Rachel gave me a warning look, then said, “Don’t worry about it, Travis, these guys will be able to find them.”

The detectives reassured him on that point, and left soon after. Two uniformed officers in a cruiser were left behind, to keep an eye on the house. Things began to settle down.

The paramedics had wrapped the hand lightly in a gauze bandage, but said that as soon as Travis was done talking to the police, we should take him to an emergency room, to have the hand treated.

I went into the house to get my keys and to quickly change my blouse, which, after my time facedown on a wet lawn, made me look like the loser in an outdoor mud-wrestling competition. On my way back out, I passed by the kitchen, glanced in and saw a sight that stopped me in my tracks.

“Cody!”

Peering up from the kitchen counter, where he had evidently been having a grand old time demolishing the leftover lasagna, Cody mistook my shout of relief and figured he was in trouble. He streaked out past me into the front yard.

Apparently the others saw him, for by the time I got out to the front yard, Jack, Rachel and Travis were all surrounding the Karmann Ghia, bent low and talking sweetly to him. I joined them, and saw that he was twitching his tail, watching me warily.

“Come here, you big oaf,” I said, but I was crying.

Cody, all orneriness aside, is usually attuned to my moods. Demonstrating this, he came closer and peered up at me-his gray face covered with lasagna sauce-and then ventured out from under the car.

I picked him up carefully, still worried that he might be hurt. He was impatient with my attempts to fuss over him, twisting and clawing, but when Travis began petting him, he sniffed delicately at Travis’s lightly bandaged hand, and settled down. Soon I realized that other than a messy face, the cat was fine.

“Sorry for the delay,” I said to Travis. “I’ll take you to the hospital now.”

“Which one?” he asked.

“Las Piernas General. It’s closest.”

He seemed relieved. Seeing that I had noticed, he said, “St. Anne’s is a good hospital, but since my dad-well, I don’t think I can go over there yet.” He quickly changed the subject. “Will eating lasagna make Cody sick?”

“It’s not good for him, but God knows he’s eaten worse things.”

The cat, who was sauntering back into the house, flipped his tail at me in a manner reminiscent of an obscene gesture.

“I see Cody speaks Italian, too,” Travis said.

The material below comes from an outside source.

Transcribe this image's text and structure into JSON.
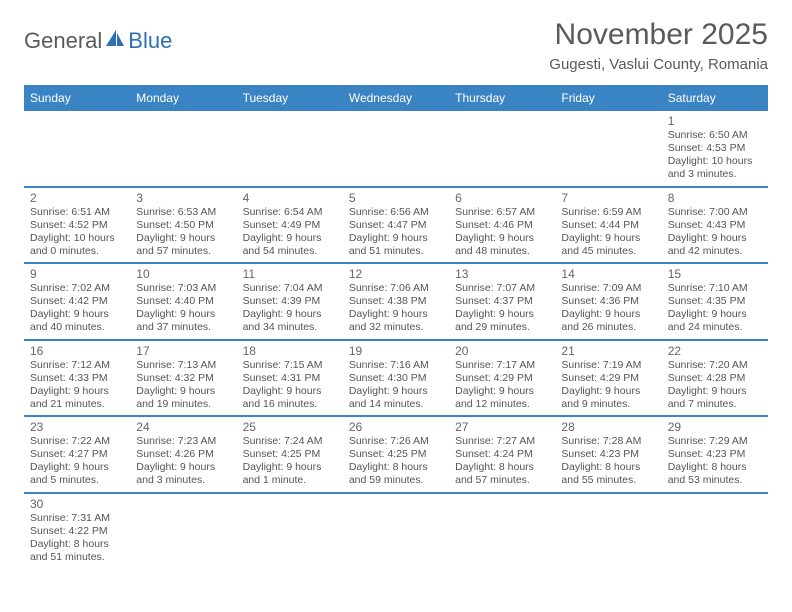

By the time the emergency department doctor finished working on his hand, Travis’s ability to hide the pain of his injury was failing. The doctor offered to give him an injection of morphine, but Travis said the prescriptions he’d been given would be enough and he’d wait until he got home.

It was about two in the morning when we got to the pharmacy, but it was a busy night. Throughout the time we waited for the prescriptions, Travis was silent. He sat with his head resting against the wall, his eyes closed, his brows drawn together in pain or concentration, I wasn’t sure which. His face was pale.

I tried to imagine what it would be like to be told both of your parents were dead, then on the same day, see all your possessions-everything but a trunkful of costumes-destroyed by someone trying to kill you with a bomb. This on the same day you had been involved in a car accident, infuriated because a cousin-from a branch of the family that had disowned yours-showed up unexpectedly and hounded you. The same day you had suffered a second-degree burn on your hand because you thought a cat was being burned alive in your camper.